Social Simulation and Behavioral Modeling: Mechanisms such as Social Information Processing-based Chain-of-Thought (SIP-CoT), enhanced with emotion-guided memory, enable LLM agents to better simulate human social dynamics, reducing bias/divergence against human stance and emotion distributions ( $\Delta_{bias}$ reduced to 0.0521 from 0.108) and improving alignment F1 scores to 0.745–0.888 (Zhang et al., 8 Jul 2025).
Analytical Reasoning: LLMs augmented with structured memory modules (Dynamic Evidence Trees) and evidence condensation pipelines enable more effective organizing and narrative generation over multi-document intelligence analysis tasks, though current models remain less imaginative than expert analysts (Yousuf et al., 25 Nov 2024).

6. Theoretical and Mechanistic Insights

Recent analysis of context-enhanced learning, a gradient-based equivalent of in-context learning, established that providing extra, privileged information (e.g., curriculum text) in the training context—without computing loss on those tokens—improves the accuracy of gradient signals, leading to an exponential reduction in the sample complexity required for learning tasks such as multi-step translation ( $SQ\text{-}dim \geq n^{\Omega(d)}$ standard vs. $O(poly(n)d\log d)$ context-enhanced) (Zhu et al., 3 Mar 2025). Furthermore, experiments show that such privileged context is not verifiably “memorized” or leaked, underpinning significant implications for data security and copyright.

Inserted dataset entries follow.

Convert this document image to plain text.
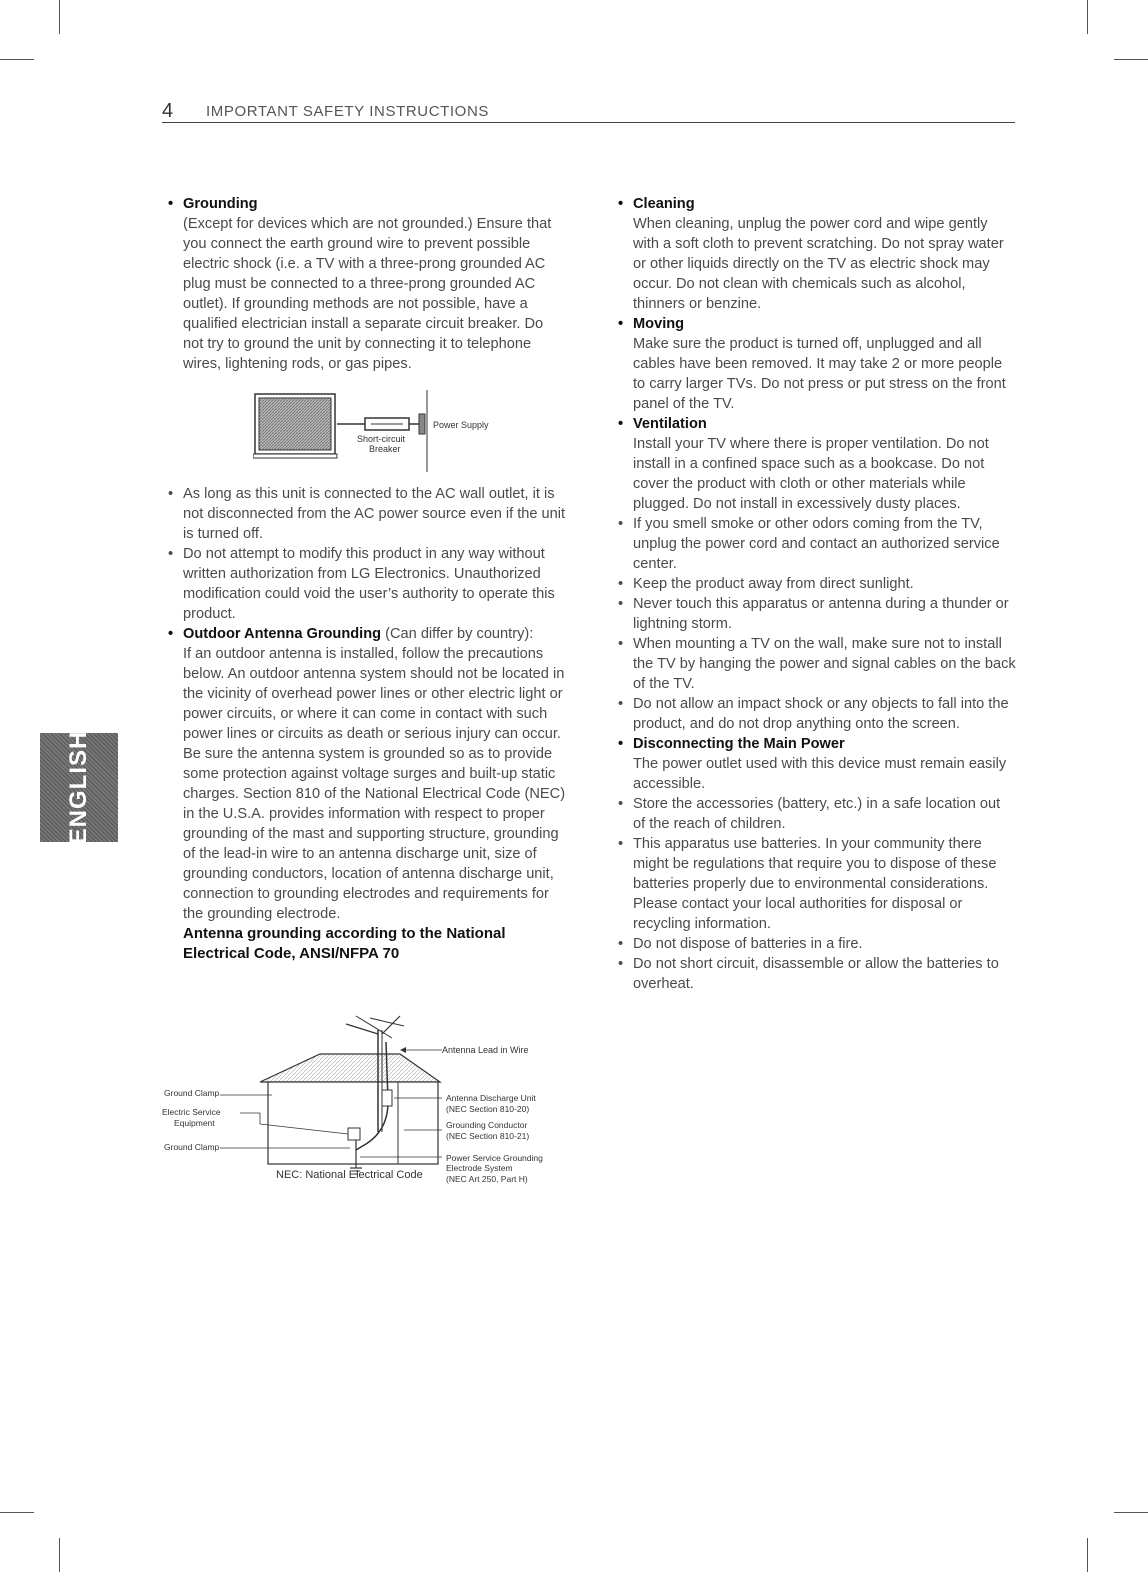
4 IMPORTANT SAFETY INSTRUCTIONS
ENGLISH
• Grounding
(Except for devices which are not grounded.) Ensure that you connect the earth ground wire to prevent possible electric shock (i.e. a TV with a three-prong grounded AC plug must be connected to a three-prong grounded AC outlet). If grounding methods are not possible, have a qualified electrician install a separate circuit breaker. Do not try to ground the unit by connecting it to telephone wires, lightening rods, or gas pipes.
Short-circuit
Breaker
Power Supply
• As long as this unit is connected to the AC wall outlet, it is not disconnected from the AC power source even if the unit is turned off.
• Do not attempt to modify this product in any way without written authorization from LG Electronics. Unauthorized modification could void the user’s authority to operate this product.
• Outdoor Antenna Grounding (Can differ by country):
If an outdoor antenna is installed, follow the precautions below. An outdoor antenna system should not be located in the vicinity of overhead power lines or other electric light or power circuits, or where it can come in contact with such power lines or circuits as death or serious injury can occur. Be sure the antenna system is grounded so as to provide some protection against voltage surges and built-up static charges. Section 810 of the National Electrical Code (NEC) in the U.S.A. provides information with respect to proper grounding of the mast and supporting structure, grounding of the lead-in wire to an antenna discharge unit, size of grounding conductors, location of antenna discharge unit, connection to grounding electrodes and requirements for the grounding electrode.
Antenna grounding according to the National Electrical Code, ANSI/NFPA 70
Antenna Lead in Wire
Ground Clamp
Electric Service
Equipment
Ground Clamp
Antenna Discharge Unit
(NEC Section 810-20)
Grounding Conductor
(NEC Section 810-21)
Power Service Grounding
Electrode System
(NEC Art 250, Part H)
NEC: National Electrical Code
• Cleaning
When cleaning, unplug the power cord and wipe gently with a soft cloth to prevent scratching. Do not spray water or other liquids directly on the TV as electric shock may occur. Do not clean with chemicals such as alcohol, thinners or benzine.
• Moving
Make sure the product is turned off, unplugged and all cables have been removed. It may take 2 or more people to carry larger TVs. Do not press or put stress on the front panel of the TV.
• Ventilation
Install your TV where there is proper ventilation. Do not install in a confined space such as a bookcase. Do not cover the product with cloth or other materials while plugged. Do not install in excessively dusty places.
• If you smell smoke or other odors coming from the TV, unplug the power cord and contact an authorized service center.
• Keep the product away from direct sunlight.
• Never touch this apparatus or antenna during a thunder or lightning storm.
• When mounting a TV on the wall, make sure not to install the TV by hanging the power and signal cables on the back of the TV.
• Do not allow an impact shock or any objects to fall into the product, and do not drop anything onto the screen.
• Disconnecting the Main Power
The power outlet used with this device must remain easily accessible.
• Store the accessories (battery, etc.) in a safe location out of the reach of children.
• This apparatus use batteries. In your community there might be regulations that require you to dispose of these batteries properly due to environmental considerations. Please contact your local authorities for disposal or recycling information.
• Do not dispose of batteries in a fire.
• Do not short circuit, disassemble or allow the batteries to overheat.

7. Future Research Directions and Open Challenges

The LLMs-as-Enhancers paradigm motivates several directions:

Hybrid and Adaptive Pipeline Selection: Exploring hybrid workflows that dynamically choose between cascading and iterative enhancement schemes based on resource and labeling regimes (Chen et al., 2023).
Optimization of Feature Transmission: Investigation of more sophisticated, adaptive, or attention-based transmission modules to maximize the causal alignment and informativeness of LLM-derived features, with measurable impact on accuracy and interpretability (Gao et al., 13 May 2025).
Extension to New Modalities and Tasks: Scaling enhancement strategies beyond node classification to link prediction, graph clustering, recommendation, protein property inference, AVSR, and multimodal reasoning applications.
Prompt and Memory Engineering: Further sophistication in prompt design as well as architectural memory augmentation (external memory modules, emotion-guided memory, etc.) for greater reasoning depth, control, and interpretability.
Empirical–Theoretical Unification: Continued interplay of empirical ablation, theoretical mechanistic modeling (interchange interventions, context dropout), and causal reasoning will be essential for uncovering the underlying principles governing enhancement effectiveness.

In sum, LLMs-as-Enhancers represent a structurally flexible, empirically validated, and theoretically sound strategy enabling LLMs to infuse existing pipelines across a range of machine learning disciplines with richer representations, robust generalization, and improved performance, while opening new avenues in the design and understanding of composite, interpretable, and highly adaptive intelligent systems.